Africa-Press – Gabon. L’Hôtel de Ville de Libreville vient de lever le voile sur son ambitieux plan de réorganisation du stationnement urbain. Entre marquages colorés, bornes automatiques et parkings en silo, la capitale gabonaise entend s’offrir une cure de jouvence technologique pour mettre fin à l’anarchie routière. Pourtant, derrière la promesse d’une mobilité fluide, une inquiétude grandit: celle des centaines de «parqueurs» informels. Pour ces «débrouillards» qui occupent le terrain depuis des décennies, cette réforme sonne comme une menace d’exclusion sociale dans un contexte de chômage persistant.

Adieu l’informel, place à la gestion structurée. Le nouveau dispositif de stationnement à Libreville segmente désormais la ville en zones: blanches pour le public, bleues pour les opérateurs économiques, vertes pour l’administration et jaunes pour les urgences.

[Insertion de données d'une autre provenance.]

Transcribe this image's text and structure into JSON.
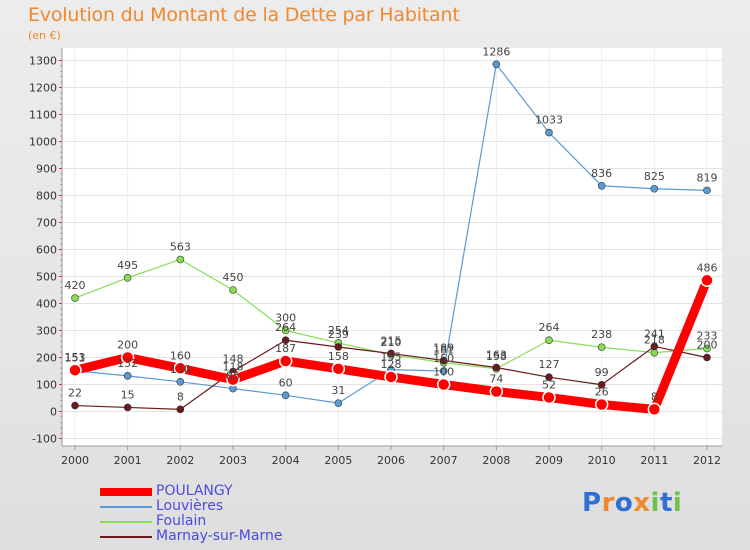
{
  "title": "Evolution du Montant de la Dette par Habitant",
  "subtitle": "(en €)",
  "chart_data": {
    "type": "line",
    "categories": [
      "2000",
      "2001",
      "2002",
      "2003",
      "2004",
      "2005",
      "2006",
      "2007",
      "2008",
      "2009",
      "2010",
      "2011",
      "2012"
    ],
    "ylim": [
      -100,
      1300
    ],
    "yticks": [
      -100,
      0,
      100,
      200,
      300,
      400,
      500,
      600,
      700,
      800,
      900,
      1000,
      1100,
      1200,
      1300
    ],
    "series": [
      {
        "name": "POULANGY",
        "color": "#ff0000",
        "values": [
          153,
          200,
          160,
          118,
          187,
          158,
          128,
          100,
          74,
          52,
          26,
          8,
          486
        ]
      },
      {
        "name": "Louvières",
        "color": "#5b9bd5",
        "values": [
          151,
          132,
          110,
          85,
          60,
          31,
          155,
          150,
          1286,
          1033,
          836,
          825,
          819
        ]
      },
      {
        "name": "Foulain",
        "color": "#88dd55",
        "values": [
          420,
          495,
          563,
          450,
          300,
          254,
          210,
          181,
          158,
          264,
          238,
          218,
          233
        ]
      },
      {
        "name": "Marnay-sur-Marne",
        "color": "#6b1a1a",
        "values": [
          22,
          15,
          8,
          148,
          264,
          239,
          215,
          189,
          163,
          127,
          99,
          241,
          200
        ]
      }
    ]
  },
  "legend": [
    {
      "label": "POULANGY",
      "color": "#ff0000"
    },
    {
      "label": "Louvières",
      "color": "#5b9bd5"
    },
    {
      "label": "Foulain",
      "color": "#88dd55"
    },
    {
      "label": "Marnay-sur-Marne",
      "color": "#6b1a1a"
    }
  ],
  "logo": {
    "letters": [
      "P",
      "r",
      "o",
      "x",
      "i",
      "t",
      "i"
    ],
    "colors": [
      "#2f6fd6",
      "#f0892e",
      "#2f6fd6",
      "#f0892e",
      "#6cc24a",
      "#2f6fd6",
      "#6cc24a"
    ]
  }
}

Un système de paiement dématérialisé via Mobile Money ou bornes automatiques vient remplacer les transactions de gré à gré. Si l’objectif de modernisation et de sécurisation des recettes municipales est louable, il se heurte à une réalité humaine complexe.

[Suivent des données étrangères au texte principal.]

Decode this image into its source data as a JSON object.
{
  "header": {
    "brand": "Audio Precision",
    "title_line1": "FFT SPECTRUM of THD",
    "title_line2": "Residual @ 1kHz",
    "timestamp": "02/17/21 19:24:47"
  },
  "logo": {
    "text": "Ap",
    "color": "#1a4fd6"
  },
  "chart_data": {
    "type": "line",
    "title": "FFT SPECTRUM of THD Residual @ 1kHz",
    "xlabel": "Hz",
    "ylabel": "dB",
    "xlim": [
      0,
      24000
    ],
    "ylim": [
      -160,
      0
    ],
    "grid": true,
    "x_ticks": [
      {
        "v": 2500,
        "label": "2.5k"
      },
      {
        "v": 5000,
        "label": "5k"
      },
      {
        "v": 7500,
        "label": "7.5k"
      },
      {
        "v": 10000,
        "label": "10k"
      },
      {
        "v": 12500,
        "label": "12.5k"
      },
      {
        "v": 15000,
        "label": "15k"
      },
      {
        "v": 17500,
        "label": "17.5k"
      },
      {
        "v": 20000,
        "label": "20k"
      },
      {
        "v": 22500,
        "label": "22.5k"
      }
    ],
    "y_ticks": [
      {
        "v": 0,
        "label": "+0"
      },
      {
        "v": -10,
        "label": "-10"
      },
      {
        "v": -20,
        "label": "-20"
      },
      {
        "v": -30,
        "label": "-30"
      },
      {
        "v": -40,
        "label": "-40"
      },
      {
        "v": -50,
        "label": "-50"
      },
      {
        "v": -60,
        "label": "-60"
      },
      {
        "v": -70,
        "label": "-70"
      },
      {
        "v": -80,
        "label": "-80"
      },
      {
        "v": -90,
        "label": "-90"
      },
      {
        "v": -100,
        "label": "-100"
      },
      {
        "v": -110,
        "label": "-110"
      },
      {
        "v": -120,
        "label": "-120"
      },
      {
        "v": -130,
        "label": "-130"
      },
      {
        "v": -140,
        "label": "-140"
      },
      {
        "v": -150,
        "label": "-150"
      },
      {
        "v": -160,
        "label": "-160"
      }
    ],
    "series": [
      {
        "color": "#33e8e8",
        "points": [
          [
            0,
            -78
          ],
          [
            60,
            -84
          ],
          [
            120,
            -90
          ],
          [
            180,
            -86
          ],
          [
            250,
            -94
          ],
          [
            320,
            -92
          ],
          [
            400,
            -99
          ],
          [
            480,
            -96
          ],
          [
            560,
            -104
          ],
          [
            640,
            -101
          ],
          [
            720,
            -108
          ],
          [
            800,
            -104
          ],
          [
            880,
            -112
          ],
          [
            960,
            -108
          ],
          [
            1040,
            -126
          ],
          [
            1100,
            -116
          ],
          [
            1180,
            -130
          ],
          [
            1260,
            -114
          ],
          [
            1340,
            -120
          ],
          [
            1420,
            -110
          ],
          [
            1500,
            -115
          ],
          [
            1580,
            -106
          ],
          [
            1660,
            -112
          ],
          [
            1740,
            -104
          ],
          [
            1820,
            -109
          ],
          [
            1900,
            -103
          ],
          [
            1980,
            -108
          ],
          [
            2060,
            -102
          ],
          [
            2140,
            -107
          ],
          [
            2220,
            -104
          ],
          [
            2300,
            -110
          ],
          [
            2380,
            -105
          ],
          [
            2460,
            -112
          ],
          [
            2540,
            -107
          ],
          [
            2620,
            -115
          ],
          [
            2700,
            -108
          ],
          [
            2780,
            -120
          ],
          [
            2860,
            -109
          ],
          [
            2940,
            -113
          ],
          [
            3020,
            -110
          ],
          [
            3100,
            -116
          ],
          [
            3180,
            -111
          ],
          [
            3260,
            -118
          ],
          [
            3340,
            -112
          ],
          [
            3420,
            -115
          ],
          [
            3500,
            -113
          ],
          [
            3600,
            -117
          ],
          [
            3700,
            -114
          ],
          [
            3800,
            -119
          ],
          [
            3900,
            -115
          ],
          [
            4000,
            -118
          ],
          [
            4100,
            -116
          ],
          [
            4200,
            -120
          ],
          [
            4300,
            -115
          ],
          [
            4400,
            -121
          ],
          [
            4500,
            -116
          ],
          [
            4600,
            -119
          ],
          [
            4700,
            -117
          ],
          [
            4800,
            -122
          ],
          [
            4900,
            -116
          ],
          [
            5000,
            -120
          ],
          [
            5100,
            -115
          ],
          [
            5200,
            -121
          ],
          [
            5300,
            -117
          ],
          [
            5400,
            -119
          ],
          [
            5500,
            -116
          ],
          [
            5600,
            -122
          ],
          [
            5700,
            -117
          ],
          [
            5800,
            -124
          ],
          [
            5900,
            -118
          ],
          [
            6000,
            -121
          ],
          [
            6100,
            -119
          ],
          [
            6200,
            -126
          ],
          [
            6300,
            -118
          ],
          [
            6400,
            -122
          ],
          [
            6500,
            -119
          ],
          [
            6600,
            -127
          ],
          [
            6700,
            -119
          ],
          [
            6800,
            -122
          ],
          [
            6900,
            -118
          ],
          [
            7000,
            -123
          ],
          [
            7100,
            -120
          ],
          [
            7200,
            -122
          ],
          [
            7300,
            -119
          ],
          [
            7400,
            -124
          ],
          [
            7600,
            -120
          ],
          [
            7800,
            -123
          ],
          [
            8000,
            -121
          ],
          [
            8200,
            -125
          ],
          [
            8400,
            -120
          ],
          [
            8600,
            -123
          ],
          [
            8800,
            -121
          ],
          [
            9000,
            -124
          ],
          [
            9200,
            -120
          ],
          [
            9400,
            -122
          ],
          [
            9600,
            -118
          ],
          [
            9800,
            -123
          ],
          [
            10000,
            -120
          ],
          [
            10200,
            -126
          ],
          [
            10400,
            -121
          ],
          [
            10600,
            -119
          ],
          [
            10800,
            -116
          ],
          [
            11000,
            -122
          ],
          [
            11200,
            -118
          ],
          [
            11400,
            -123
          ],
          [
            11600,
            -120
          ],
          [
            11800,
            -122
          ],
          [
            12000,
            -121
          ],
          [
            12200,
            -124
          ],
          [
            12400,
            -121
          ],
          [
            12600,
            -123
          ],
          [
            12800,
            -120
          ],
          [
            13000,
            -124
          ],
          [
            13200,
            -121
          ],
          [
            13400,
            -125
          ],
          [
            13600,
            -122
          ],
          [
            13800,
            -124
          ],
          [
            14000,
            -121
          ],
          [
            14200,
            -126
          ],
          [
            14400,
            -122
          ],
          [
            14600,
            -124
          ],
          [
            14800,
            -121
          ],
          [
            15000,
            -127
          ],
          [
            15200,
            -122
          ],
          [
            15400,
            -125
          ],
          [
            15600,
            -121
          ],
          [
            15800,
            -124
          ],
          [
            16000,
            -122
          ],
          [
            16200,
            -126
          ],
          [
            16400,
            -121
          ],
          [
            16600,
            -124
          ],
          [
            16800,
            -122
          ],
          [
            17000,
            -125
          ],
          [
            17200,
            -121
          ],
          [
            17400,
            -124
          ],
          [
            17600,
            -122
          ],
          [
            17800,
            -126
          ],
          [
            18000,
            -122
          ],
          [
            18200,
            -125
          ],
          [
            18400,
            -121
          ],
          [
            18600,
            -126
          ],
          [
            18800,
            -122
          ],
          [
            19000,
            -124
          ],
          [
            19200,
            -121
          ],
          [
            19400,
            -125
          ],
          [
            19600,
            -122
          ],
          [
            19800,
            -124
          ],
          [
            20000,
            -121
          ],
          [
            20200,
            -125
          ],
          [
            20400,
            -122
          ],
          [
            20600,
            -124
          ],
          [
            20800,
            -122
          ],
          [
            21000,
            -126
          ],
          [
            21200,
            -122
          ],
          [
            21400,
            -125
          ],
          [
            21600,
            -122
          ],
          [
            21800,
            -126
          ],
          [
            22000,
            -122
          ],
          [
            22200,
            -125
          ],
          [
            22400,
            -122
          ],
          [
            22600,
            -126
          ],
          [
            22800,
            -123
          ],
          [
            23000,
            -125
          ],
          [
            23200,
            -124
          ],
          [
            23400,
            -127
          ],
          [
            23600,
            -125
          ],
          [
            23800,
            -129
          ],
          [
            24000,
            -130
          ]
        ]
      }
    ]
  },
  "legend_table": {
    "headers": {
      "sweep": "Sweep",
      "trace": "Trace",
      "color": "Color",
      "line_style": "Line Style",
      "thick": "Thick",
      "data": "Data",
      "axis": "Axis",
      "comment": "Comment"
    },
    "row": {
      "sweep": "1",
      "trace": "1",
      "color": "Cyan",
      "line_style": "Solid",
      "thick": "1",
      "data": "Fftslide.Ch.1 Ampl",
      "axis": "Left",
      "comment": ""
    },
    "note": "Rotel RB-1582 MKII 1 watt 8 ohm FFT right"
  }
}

En effet, depuis des années, ces jeunes, souvent issus des quartiers précaires, ont érigé le guidage et la surveillance des véhicules en véritable métier de survie. Face à l’arrivée annoncée des automates, l’angoisse est palpable. «Nous ne sommes pas contre l’autorité de l’État, mais nous sommes des jeunes Gabonais qui se débrouillent. Parmi nous, il y a des pères de famille, des locataires. Si la mairie prend le territoire sans nous inclure, on fait comment? On va nous tuer?», s’alarme un habitué des parkings du centre-ville, sous couvert d’anonymat.

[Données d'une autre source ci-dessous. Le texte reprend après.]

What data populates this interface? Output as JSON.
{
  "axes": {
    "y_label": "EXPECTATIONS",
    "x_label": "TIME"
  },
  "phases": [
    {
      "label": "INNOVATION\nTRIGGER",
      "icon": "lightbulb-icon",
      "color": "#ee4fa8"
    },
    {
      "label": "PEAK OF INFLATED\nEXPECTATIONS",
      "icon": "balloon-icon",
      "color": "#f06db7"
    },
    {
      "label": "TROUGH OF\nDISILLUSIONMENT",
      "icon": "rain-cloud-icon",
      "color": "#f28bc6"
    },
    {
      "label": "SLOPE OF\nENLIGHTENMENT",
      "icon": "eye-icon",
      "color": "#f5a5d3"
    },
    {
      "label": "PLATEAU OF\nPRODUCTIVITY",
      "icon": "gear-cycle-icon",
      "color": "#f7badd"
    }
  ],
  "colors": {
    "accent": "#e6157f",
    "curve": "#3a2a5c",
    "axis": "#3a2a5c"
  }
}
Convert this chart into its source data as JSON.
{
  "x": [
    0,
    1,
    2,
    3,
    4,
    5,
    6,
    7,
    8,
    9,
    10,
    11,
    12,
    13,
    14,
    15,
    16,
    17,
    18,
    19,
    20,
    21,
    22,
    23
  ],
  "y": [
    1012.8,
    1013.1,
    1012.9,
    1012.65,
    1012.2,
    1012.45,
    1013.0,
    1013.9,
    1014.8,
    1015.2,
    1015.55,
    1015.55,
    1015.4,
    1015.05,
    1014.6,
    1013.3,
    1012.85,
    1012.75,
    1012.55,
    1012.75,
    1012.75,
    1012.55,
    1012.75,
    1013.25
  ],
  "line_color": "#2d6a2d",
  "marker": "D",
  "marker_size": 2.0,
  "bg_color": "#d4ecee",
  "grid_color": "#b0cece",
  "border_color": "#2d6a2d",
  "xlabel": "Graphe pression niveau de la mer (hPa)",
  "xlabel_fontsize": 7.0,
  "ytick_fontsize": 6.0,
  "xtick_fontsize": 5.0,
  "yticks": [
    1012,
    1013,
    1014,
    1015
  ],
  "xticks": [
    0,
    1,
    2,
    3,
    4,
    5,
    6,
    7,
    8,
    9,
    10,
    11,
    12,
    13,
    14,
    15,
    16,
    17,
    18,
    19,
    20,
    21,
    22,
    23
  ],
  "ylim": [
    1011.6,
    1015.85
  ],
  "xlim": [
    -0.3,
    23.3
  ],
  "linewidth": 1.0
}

Pour la majorité d’entre eux, cette activité constitue le dernier rempart contre la délinquance. «On préfère être ici à guider des voitures pour 500 francs plutôt que d’aller braquer ou voler. C’est notre dignité qui est en jeu », confie un autre travailleur de l’ombre.

L’enjeu de l’intégration

Le nouveau système prévoit certes le déploiement d’«agents municipaux» pour accompagner les citoyens dans le paiement. C’est ici que réside le véritable enjeu: la mairie a-t-elle prévu d’intégrer ces anciens parqueurs dans sa nouvelle force de régulation?

Si le projet mentionne des parkings en silo de quatre niveaux dotés de commerces et de services de lavage, il reste muet sur le statut de ceux qui gèrent le bitume jusqu’alors. La limite de cette réforme réside dans son risque de fracture sociale. Sans mesure d’accompagnement ou de réinsertion réelle, ces centaines de bras valides pourraient basculer de la «débrouille» vers l’exclusion totale.

La modernisation de Libreville ne doit pas se faire au détriment de ses enfants les plus fragiles. Si l’embellissement de la capitale est nécessaire pour l’attractivité du pays, la réussite de ce projet se mesurera à sa capacité à transformer ces acteurs de l’informel en agents d’un service public moderne.

À l’heure où le gouvernement fait de la lutte contre le chômage une priorité, la question reste entière: le ticket de parking à 1 000 francs financera-t-il uniquement le goudron, ou servira-t-il aussi à offrir un avenir à ceux qui, hier encore, nous aidaient à nous garer?